The collection includes paintings, sculptures and works on paper. It draws inspiration from ancestral Native sources as well as from the abstract expressionist, color-field and hard-edge painting movements post-World War II.

        
        
        
        
        
        
        
        
        
        
        
        
        
        
        
        
        
        
        
        
        
        
        
        

 

“This exhibition showcases a pivotal moment in Native American art history,” said Natasha Ritsma, director of the Schingoethe Center and an instructor of museum studies at Aurora University. “Our mission at the museum is to celebrate artistic excellence and cultural diversity in American art, and this show goes a long way toward understanding this significant period in Indigenous art.”

Many of the pieces were created by faculty and students who came to work and study at the Institute of American Indian Arts.
Admission is free. Exhibition hours are: 9 a.m. to 5 p.m. Monday, Wednesday, Thursday and Friday; 9 a.m. to 7 p.m. Tuesday; and 11 a.m. to 3 p.m. on select Saturdays — Oct. 21, Nov. 4, and Nov. 11.

A special Center for Native Futures presentation is set for 5 p.m. Nov. 7.

Latino journalist talk

Award-winning journalist and television host John Quiones will share his journey, “From the Barrio to Network Television,” at 7 p.m. Tuesday at Aurora University.

The free program will be held in the Crimi Auditorium at the university’s Institute for Collaboration, 1347 Prairie St., Aurora.
Advance registration is required at auartsandideas.com or by calling (630) 844-4924.

Elgin Image Awards

The Enhancing Elgin Committee of the Elgin Area Chamber of Commerce’s Elgin Development Group will present the 2023 Elgin Image Awards on Wednesday recognizing outstanding people, businesses and organizations making a difference in the city.

Tune in live at 5 p.m. to the Gail Borden Public Library’s and the chamber’s Facebook pages to watch at

Here are the honorees in various categories:

Excellence in DEI or Building Equity

• The African American Coalition of Kane County.
• The Elgin Hispanic Network.

• The Haight, an Elgin event venue.

Youth Service Project (for people 21 and under)

• The Organization of Latin American Students at Elgin Community College.
Professional Rockstar

• Dianha Ortega-Ehreth, executive director of Centro de Informacion in Elgin.

Gamechanger Project

• Elgin History Museum Nancy Kimball Cobblestone House.

• Carrie Zaccaria and the Elgin Area’s Men Shed.

• Mike Falese, who planned the Firefighters Memorial Plaza.

• The Well Child Center’s “Food for Families” pantry.

• The Violins of Hope Elgin Collaborative.

• ELGbtq+ volunteers.

Green Initiative/Sustainable Business of the Year

• The Elgin Math and Science Academy.

Celebrating South Asian authors

This Saturday, the South Asia Institute will host a literary showcase and launch party highlighting the works of eight Chicago-based South Asian and South Asian American authors.

The event will run from 3 to 5 p.m. at the institute, 1925 S. Michigan Ave., Chicago.

Participating authors are Mary Anne Mohanraj, Dipika Mukherjee, Ami Kaye, Gulnaz Saiyed, Zara Imran, Arnav Sibal, Samina Hadi-Tabassum, and Angeli Primlani.

A recent survey of the U.S. publishing industry shows about 76% of industry professionals are white.
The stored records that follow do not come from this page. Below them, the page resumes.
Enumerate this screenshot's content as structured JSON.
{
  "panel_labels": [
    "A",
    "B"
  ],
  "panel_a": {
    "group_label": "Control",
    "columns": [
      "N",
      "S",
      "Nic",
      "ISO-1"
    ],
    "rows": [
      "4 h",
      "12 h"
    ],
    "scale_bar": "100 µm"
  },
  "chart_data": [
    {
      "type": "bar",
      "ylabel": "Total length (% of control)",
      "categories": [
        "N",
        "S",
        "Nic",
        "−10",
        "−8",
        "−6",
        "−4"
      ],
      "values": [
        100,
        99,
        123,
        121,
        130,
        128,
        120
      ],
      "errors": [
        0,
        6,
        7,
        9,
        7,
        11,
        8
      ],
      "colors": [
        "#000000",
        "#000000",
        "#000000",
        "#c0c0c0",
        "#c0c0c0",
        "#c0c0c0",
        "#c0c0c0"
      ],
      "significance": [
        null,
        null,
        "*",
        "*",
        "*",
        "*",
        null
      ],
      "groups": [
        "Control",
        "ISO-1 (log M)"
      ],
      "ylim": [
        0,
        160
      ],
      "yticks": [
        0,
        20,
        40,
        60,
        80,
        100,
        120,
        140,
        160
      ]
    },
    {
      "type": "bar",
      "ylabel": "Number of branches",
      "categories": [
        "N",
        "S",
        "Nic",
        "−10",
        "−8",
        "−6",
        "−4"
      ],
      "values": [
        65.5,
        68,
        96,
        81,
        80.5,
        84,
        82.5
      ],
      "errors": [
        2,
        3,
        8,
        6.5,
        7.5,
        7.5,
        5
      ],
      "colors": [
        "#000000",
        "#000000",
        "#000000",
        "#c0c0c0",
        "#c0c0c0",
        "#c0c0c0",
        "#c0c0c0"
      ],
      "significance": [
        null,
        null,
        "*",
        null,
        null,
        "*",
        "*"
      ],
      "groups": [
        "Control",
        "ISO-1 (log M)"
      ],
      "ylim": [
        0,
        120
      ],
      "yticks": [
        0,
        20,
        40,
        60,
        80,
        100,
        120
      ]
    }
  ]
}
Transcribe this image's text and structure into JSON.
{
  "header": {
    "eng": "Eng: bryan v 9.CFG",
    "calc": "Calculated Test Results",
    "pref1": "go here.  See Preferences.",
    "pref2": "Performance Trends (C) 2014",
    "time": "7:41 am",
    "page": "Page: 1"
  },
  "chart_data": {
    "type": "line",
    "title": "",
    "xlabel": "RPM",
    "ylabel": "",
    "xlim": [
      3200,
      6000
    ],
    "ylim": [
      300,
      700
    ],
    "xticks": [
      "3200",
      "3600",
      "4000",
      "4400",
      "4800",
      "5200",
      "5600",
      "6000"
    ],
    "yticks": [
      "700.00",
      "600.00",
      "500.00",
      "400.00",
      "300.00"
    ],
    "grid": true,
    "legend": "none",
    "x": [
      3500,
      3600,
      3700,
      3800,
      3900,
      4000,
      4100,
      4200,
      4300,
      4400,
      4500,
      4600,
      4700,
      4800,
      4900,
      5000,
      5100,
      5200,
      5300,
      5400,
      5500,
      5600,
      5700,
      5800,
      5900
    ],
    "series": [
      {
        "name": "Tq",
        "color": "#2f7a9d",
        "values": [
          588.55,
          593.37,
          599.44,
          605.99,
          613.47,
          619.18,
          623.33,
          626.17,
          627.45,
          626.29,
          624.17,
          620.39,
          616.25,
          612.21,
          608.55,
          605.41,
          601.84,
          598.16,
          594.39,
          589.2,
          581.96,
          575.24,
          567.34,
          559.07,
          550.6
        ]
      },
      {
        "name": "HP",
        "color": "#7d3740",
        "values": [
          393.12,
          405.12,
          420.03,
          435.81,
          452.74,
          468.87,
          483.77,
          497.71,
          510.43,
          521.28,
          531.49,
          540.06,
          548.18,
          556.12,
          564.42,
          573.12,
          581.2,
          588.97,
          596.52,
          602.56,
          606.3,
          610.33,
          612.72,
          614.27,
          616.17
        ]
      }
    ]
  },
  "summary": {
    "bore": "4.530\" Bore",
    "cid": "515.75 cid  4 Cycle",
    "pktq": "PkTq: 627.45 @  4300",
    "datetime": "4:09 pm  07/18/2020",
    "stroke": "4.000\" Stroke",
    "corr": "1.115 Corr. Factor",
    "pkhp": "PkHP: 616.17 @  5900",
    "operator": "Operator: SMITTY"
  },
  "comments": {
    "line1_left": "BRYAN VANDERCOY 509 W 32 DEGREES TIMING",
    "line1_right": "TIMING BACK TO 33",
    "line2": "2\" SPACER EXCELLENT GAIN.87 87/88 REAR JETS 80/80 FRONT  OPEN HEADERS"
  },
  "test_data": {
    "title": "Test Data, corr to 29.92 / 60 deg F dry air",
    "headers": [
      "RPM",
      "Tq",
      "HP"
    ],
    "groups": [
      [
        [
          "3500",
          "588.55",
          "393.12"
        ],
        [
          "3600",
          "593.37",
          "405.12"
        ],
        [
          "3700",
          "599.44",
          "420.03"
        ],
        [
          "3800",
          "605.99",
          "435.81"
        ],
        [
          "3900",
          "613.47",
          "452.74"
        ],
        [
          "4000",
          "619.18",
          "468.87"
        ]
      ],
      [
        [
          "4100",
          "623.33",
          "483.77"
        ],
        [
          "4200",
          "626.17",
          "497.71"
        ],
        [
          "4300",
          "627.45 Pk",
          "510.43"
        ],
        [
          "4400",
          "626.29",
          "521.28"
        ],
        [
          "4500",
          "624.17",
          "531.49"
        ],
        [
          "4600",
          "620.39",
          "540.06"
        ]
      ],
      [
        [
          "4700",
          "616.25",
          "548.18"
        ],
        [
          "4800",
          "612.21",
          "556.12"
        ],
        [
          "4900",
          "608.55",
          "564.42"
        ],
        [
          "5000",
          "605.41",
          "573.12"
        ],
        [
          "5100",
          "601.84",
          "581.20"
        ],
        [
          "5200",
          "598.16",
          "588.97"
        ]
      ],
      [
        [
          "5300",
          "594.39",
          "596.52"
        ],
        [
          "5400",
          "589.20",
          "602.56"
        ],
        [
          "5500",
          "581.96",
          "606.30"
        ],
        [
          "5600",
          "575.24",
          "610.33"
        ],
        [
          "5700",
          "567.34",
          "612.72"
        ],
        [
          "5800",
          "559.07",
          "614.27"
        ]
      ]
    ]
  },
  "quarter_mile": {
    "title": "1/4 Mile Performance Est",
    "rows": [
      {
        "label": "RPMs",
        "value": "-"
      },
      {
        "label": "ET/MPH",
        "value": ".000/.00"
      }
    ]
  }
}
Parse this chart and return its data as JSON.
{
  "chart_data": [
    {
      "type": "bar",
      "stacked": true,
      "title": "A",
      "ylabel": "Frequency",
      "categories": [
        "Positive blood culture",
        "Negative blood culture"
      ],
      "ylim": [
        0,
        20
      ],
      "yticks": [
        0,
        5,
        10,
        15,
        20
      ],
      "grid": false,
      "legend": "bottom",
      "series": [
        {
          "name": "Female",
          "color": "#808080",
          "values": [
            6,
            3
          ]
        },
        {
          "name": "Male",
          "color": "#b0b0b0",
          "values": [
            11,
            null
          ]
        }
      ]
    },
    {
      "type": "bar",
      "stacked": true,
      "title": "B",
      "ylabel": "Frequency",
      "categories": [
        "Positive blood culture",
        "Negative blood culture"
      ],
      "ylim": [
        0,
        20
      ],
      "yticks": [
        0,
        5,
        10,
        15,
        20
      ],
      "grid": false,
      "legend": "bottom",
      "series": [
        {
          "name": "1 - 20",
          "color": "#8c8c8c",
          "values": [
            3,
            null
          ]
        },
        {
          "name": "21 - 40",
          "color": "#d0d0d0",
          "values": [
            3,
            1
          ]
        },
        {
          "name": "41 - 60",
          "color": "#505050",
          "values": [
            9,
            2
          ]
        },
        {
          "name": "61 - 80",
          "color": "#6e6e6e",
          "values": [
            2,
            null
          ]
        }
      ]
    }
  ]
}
The works of Black, Indigenous and people of color (BIPOC) are rarely published, the study showed.

“During National Book month, we would like to celebrate the achievements of these South Asian authors who have successfully navigated the challenges to find a platform for their stories,” said Shireen Ahmad, co-founder of South Asia Institute. “It is an honor for us to host these talented and entertaining writers, who recount the stories of the South Asian diaspora that are often missing in the mainstream literature.”

The event will feature song and dance performances by South Asian artists and conclude with the launch of Mohanraj’s newly released book, “Tornado: A Breast Cancer Log,” a first-hand account of the author’s diagnosis and treatment over a three-year period.